Antonioni almorzó en la sacristía de la Iglesia de San Antonio. Quería enmendar los planos de la reforma, y supurar las heridas presupuestarias que el escapismo de los Menzano había reabierto en las urgentes humedades que comenzaban a abrirse paso en la bóveda de crucería del templo. Aquello trastocó sin duda sus planes. No fue plato de buen gusto tal renuncia. Sin embargo, acatar el plan divino volvía a ser necesario. Nada podía reprochar a los Menzano. Quién sabe qué razones profundas impulsaron su renuncia...
Absortó en sus divagaciones, Antonioni no logró percatarse de que no estaba solo. De repente, la puerta de aquella destartalada escolanía vibró como Pompeya arrastrada por el Vesubio. Una violenta corriente de aire advirtió a nuestro sacerdote de que alguien estaba dispuesto a cruzar el umbral de su pequeño rincón en San Antonio. No tardó en hacer acto de presencia aquel que osaba interrumpir sus exhortaciones. Sin embargo, la sorpresa que invadió a Antonioni al descubrir de quien se trataba, no podía esconderla ni el más pillastre de los nigromantes de Castilla.
Lozano y rojizo, el hijo menor de los Menzano, Giancarlo; “Gigi”, como detestaba que le llamasen, inclinaba sus facciones en señal de incomoda reverencia. Aquel mozalbete era un querubín de fama mundial en la villa. En el trasiego de la Piazza del Duomo, cuando los Menzano al completo paseaban su status en señal de parca compasión, Gigi era el que más miradas enternecedoras despertaba. A ello contribuía, sin duda, su semblante casi angelical, más propio de la inspiración de pintores flamencos como Van Eick que de la unión carnal de dos seres humanos, así como sus proporciones angulosas y desgarbadas, impropias de un chico de su edad. Con la nariz de Felipo Menzano por bandera, Gigi era el típico niño de costumbres engañosas: responsable y sumiso en presencia de sus progenitores, maquinador y perspicaz en su ausencia.

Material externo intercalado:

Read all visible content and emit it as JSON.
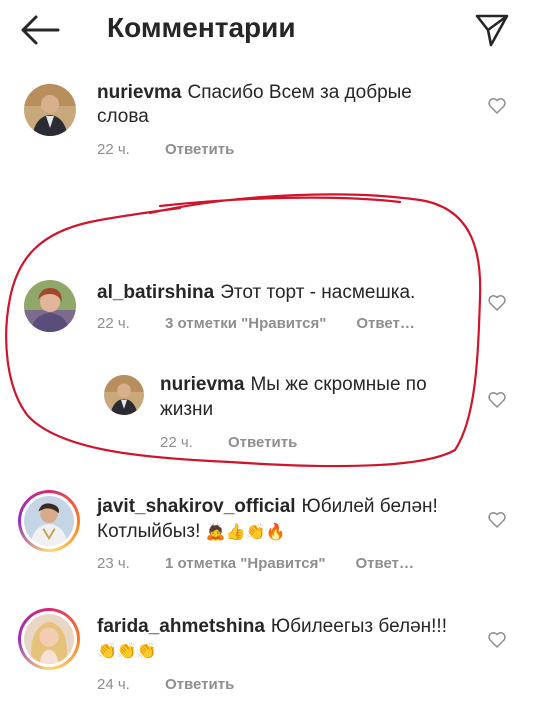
{
  "header": {
    "title": "Комментарии"
  },
  "comments": [
    {
      "username": "nurievma",
      "text_line1": "Спасибо Всем за добрые",
      "text_line2": "слова",
      "time": "22 ч.",
      "reply": "Ответить"
    },
    {
      "username": "al_batirshina",
      "text_line1": "Этот торт - насмешка.",
      "time": "22 ч.",
      "likes": "3 отметки \"Нравится\"",
      "reply": "Ответ…"
    },
    {
      "username": "nurievma",
      "text_line1": "Мы же скромные по",
      "text_line2": "жизни",
      "time": "22 ч.",
      "reply": "Ответить"
    },
    {
      "username": "javit_shakirov_official",
      "text_line1": "Юбилей белән!",
      "text_line2": "Котлыйбыз!",
      "time": "23 ч.",
      "likes": "1 отметка \"Нравится\"",
      "reply": "Ответ…"
    },
    {
      "username": "farida_ahmetshina",
      "text_line1": "Юбилеегыз белән!!!",
      "time": "24 ч.",
      "reply": "Ответить"
    }
  ],
  "colors": {
    "text": "#262626",
    "meta": "#8e8e8e",
    "annotation": "#d0142c"
  }
}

No en vano, no era la primera vez que Gigi asomaba con esa misma cara de culpa en la sacristía del padre Antonioni. Dos veranos atrás, el truhán de los Menzano no pudo reprimir la tentación de hacerse una paja en el almacén de la señora Pastuzzio, que según se decía, era la doncella casadera más bella de toda Padua. Casi desenmascarado, y huyendo a toda prisa del establecimiento. Gigi, con sus doce años recién cumplidos, no pudo sino apagar los demonios de su conciencia acudiendo a quién mejor sabía sofocarlos, a saber, al jesuita que regentaba la Iglesia de San Antonio, a aquel que, a penas tres años antes, le puso en contacto con Dios padre e hijo, en la ceremonia de su primera comunión.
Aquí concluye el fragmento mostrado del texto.